The Indian equity markets ended in the red with Sensex closing down 0.4 percent at 18673.34, and the Nifty 0.4 percent at 5669.60, as investors booked profits after last week’s rally.
The rupee, however, strengthened as it rose a hefty 93 paise to a four-and-a-half-month high of 53.45 against the dollar on Friday. It’s likely to strengthen further this week on expectation of more reform measures coupled with rising foreign capital inflows.
Despite the slew of policy reforms announced by the government last week, rating agency Standard & Poor’s (S&P) today lowered India’s GDP growth forecast to 5.5 percent.

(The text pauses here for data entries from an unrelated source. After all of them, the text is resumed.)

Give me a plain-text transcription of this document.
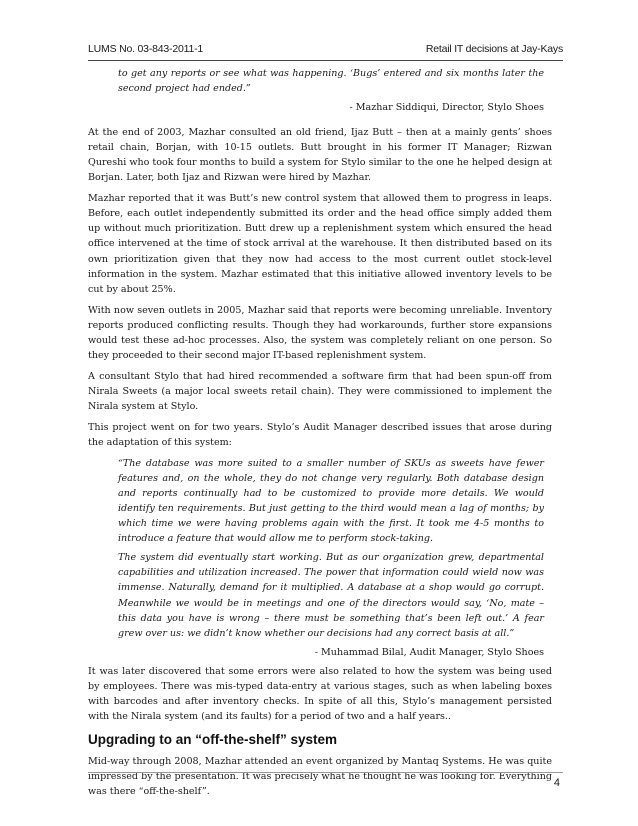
LUMS No. 03-843-2011-1	Retail IT decisions at Jay-Kays

to get any reports or see what was happening. ‘Bugs’ entered and six months later the second project had ended.”

- Mazhar Siddiqui, Director, Stylo Shoes

At the end of 2003, Mazhar consulted an old friend, Ijaz Butt – then at a mainly gents’ shoes retail chain, Borjan, with 10-15 outlets. Butt brought in his former IT Manager; Rizwan Qureshi who took four months to build a system for Stylo similar to the one he helped design at Borjan. Later, both Ijaz and Rizwan were hired by Mazhar.

Mazhar reported that it was Butt’s new control system that allowed them to progress in leaps. Before, each outlet independently submitted its order and the head office simply added them up without much prioritization. Butt drew up a replenishment system which ensured the head office intervened at the time of stock arrival at the warehouse. It then distributed based on its own prioritization given that they now had access to the most current outlet stock-level information in the system. Mazhar estimated that this initiative allowed inventory levels to be cut by about 25%.

With now seven outlets in 2005, Mazhar said that reports were becoming unreliable. Inventory reports produced conflicting results. Though they had workarounds, further store expansions would test these ad-hoc processes. Also, the system was completely reliant on one person. So they proceeded to their second major IT-based replenishment system.

A consultant Stylo that had hired recommended a software firm that had been spun-off from Nirala Sweets (a major local sweets retail chain). They were commissioned to implement the Nirala system at Stylo.

This project went on for two years. Stylo’s Audit Manager described issues that arose during the adaptation of this system:

“The database was more suited to a smaller number of SKUs as sweets have fewer features and, on the whole, they do not change very regularly. Both database design and reports continually had to be customized to provide more details. We would identify ten requirements. But just getting to the third would mean a lag of months; by which time we were having problems again with the first. It took me 4-5 months to introduce a feature that would allow me to perform stock-taking.

The system did eventually start working. But as our organization grew, departmental capabilities and utilization increased. The power that information could wield now was immense. Naturally, demand for it multiplied. A database at a shop would go corrupt. Meanwhile we would be in meetings and one of the directors would say, ‘No, mate – this data you have is wrong – there must be something that’s been left out.’ A fear grew over us: we didn’t know whether our decisions had any correct basis at all.”

- Muhammad Bilal, Audit Manager, Stylo Shoes

It was later discovered that some errors were also related to how the system was being used by employees. There was mis-typed data-entry at various stages, such as when labeling boxes with barcodes and after inventory checks. In spite of all this, Stylo’s management persisted with the Nirala system (and its faults) for a period of two and a half years..

Upgrading to an “off-the-shelf” system

Mid-way through 2008, Mazhar attended an event organized by Mantaq Systems. He was quite impressed by the presentation. It was precisely what he thought he was looking for. Everything was there “off-the-shelf”.

4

However, Prime Minister’s Economic Advisory Council Chairman C Rangarajan said that the country’s growth rate is expected to pick up in the second half of this fiscal and reach 6.7 percent for entire 2012-13.
India may offer a bailout to its cash-strapped power distributors that would help restructure more than $35 billion in debt but do little to reform a sector whose dysfunction has exacerbated the country’s growth-sapping energy crisis.
Among the sectoral indices, auto and capital goods were up while oil and gas stocks and FMCG was down.
Stocks in news
Maruti Suzuki is up 3.37 percent after the company said that it is looking to regain lost ground in the small car segment with the launch of a completely new version of its erstwhile best selling model Alto.
United Spirits was up 6 percent after news that Diageo is close to a deal to buy a controlling stake.
Power stocks including GVK Power (6.07 percent), Adani Power (7.89 percent) on reports that the cabinet may bailout the power distributors.
Oberoi Realty and Suzlon Energy were the top gainers today.